I was trying to get rosetta stone to work in wine and could not get the ISO of the language disk to be recognized by the rosetta stone program or by wine in general.

mkdir /mnt/virtual

mount -o loop /path/to/languageCD.iso /mnt/virtual

go to the wine configuration window (Applications > Wine > Configure Wine)

Go to the Drives tab

Click Add...

Set the path to /mnt/virtual

click Show Advanced button

set Type: cdrom

thats it. launch your app and it should recognize your mounted iso as a cd

for me the key was setting that drive type to cdrom in the wine cfg

----------


## axelsvag

Thank you it worked perfectly, the only thing I have left to solve is the sound. Wine sounds works perfectly on spotify, but not in rosetta stone

----------


## elvinatom

what would be nice would be a script that mounts an iso and then launches the game - all without root/sudo/gksu authentication.  And when you exit the game the images gets unmounted automatically too.  So you can make a .desktop file for the menu: Just click and play!  :Smile:

----------


## tiger74

You guys are very naughty!!  :Very Happy:

----------


## IanW

> what would be nice would be a script that mounts an iso and then launches the game - all without root/sudo/gksu authentication.  And when you exit the game the images gets unmounted automatically too.  So you can make a .desktop file for the menu: Just click and play!

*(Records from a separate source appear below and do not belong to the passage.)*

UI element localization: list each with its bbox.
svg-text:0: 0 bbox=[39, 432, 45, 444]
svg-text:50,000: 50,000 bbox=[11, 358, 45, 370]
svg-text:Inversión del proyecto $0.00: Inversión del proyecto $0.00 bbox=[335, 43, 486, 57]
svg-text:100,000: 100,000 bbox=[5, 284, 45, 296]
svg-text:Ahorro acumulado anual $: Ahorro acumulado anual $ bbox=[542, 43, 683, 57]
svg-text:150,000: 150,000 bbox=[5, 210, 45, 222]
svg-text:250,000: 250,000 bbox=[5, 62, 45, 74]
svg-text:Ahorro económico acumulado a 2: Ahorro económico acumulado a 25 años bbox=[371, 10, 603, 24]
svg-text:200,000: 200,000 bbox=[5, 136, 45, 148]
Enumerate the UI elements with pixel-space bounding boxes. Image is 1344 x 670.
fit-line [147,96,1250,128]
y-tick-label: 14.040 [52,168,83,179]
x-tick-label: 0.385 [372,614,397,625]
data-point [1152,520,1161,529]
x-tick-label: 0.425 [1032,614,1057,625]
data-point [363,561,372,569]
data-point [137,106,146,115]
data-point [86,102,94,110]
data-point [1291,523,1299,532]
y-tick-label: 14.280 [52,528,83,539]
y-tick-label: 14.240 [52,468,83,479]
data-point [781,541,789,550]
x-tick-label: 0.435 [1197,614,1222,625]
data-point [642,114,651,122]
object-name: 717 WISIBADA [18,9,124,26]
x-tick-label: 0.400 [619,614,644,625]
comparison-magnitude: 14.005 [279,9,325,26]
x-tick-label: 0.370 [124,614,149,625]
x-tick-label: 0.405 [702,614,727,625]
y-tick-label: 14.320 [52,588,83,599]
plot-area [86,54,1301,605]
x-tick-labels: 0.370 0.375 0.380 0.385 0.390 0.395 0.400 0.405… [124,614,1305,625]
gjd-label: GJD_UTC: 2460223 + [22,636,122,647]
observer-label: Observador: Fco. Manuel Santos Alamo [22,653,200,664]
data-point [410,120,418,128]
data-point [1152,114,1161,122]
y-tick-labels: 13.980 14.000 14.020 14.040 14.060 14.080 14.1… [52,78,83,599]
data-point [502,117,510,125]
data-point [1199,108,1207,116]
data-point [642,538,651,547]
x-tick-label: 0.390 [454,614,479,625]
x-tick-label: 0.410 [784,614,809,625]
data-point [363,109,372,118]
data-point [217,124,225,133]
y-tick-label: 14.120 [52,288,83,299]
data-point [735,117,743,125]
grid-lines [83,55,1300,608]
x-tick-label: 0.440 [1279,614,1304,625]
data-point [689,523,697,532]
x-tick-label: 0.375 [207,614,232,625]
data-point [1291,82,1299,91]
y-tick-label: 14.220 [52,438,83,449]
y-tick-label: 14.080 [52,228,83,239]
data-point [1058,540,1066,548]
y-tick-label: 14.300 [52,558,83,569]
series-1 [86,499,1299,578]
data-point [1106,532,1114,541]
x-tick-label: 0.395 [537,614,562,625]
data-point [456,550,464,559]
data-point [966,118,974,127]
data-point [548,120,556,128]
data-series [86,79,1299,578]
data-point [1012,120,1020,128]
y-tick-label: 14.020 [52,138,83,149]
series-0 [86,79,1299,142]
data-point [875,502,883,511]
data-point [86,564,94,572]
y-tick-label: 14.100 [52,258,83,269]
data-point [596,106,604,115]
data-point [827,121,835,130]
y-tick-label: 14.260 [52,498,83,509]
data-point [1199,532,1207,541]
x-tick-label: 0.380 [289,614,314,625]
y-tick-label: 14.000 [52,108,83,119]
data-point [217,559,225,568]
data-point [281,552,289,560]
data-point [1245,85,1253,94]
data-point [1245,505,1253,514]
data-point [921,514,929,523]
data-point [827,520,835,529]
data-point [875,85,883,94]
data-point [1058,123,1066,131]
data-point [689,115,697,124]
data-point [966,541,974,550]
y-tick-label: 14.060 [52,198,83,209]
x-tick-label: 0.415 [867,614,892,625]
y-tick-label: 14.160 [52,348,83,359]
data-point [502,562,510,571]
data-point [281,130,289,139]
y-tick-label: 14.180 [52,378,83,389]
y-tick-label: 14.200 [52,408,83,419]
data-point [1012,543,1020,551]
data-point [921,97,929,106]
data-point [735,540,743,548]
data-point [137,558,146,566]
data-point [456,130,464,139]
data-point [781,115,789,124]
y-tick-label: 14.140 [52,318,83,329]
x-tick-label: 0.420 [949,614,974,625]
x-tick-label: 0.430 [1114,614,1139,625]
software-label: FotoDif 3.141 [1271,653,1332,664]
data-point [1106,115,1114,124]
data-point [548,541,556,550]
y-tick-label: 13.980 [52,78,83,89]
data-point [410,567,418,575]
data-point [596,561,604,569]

I suggest you investigate "wisotool". It seems to be a "winetricks" for games.

----------


## Dudutzu

> I was trying to get rosetta stone to work in wine and could not get the ISO of the language disk to be recognized by the rosetta stone program or by wine in general.
> 
> mkdir /mnt/virtual
> 
> mount -o loop /path/to/languageCD.iso /mnt/virtual
> 
> go to the wine configuration window (Applications > Wine > Configure Wine)
> 
> Go to the Drives tab
> ...


It was just what I needed! 
(even the application)

----------


## shaggydavid

why not use the "no cd patch" provided by blizzard? all you would have to do is install sc and bw then patch.  copy "install.exe" from sc cd to the install directory renaming it starcraft.mpq , then copy "install.exe" from bw cd to to the install directory renaming it broodwar.mpq
if you do this there will be no need to mount the cd immage.

----------


## undrline

For those who might still be having issues with certain finicky CDs, the only thing that worked for me with one particular game was gcdemu (cdemu.sourceforge.net, they have a launchpad ppa).

----------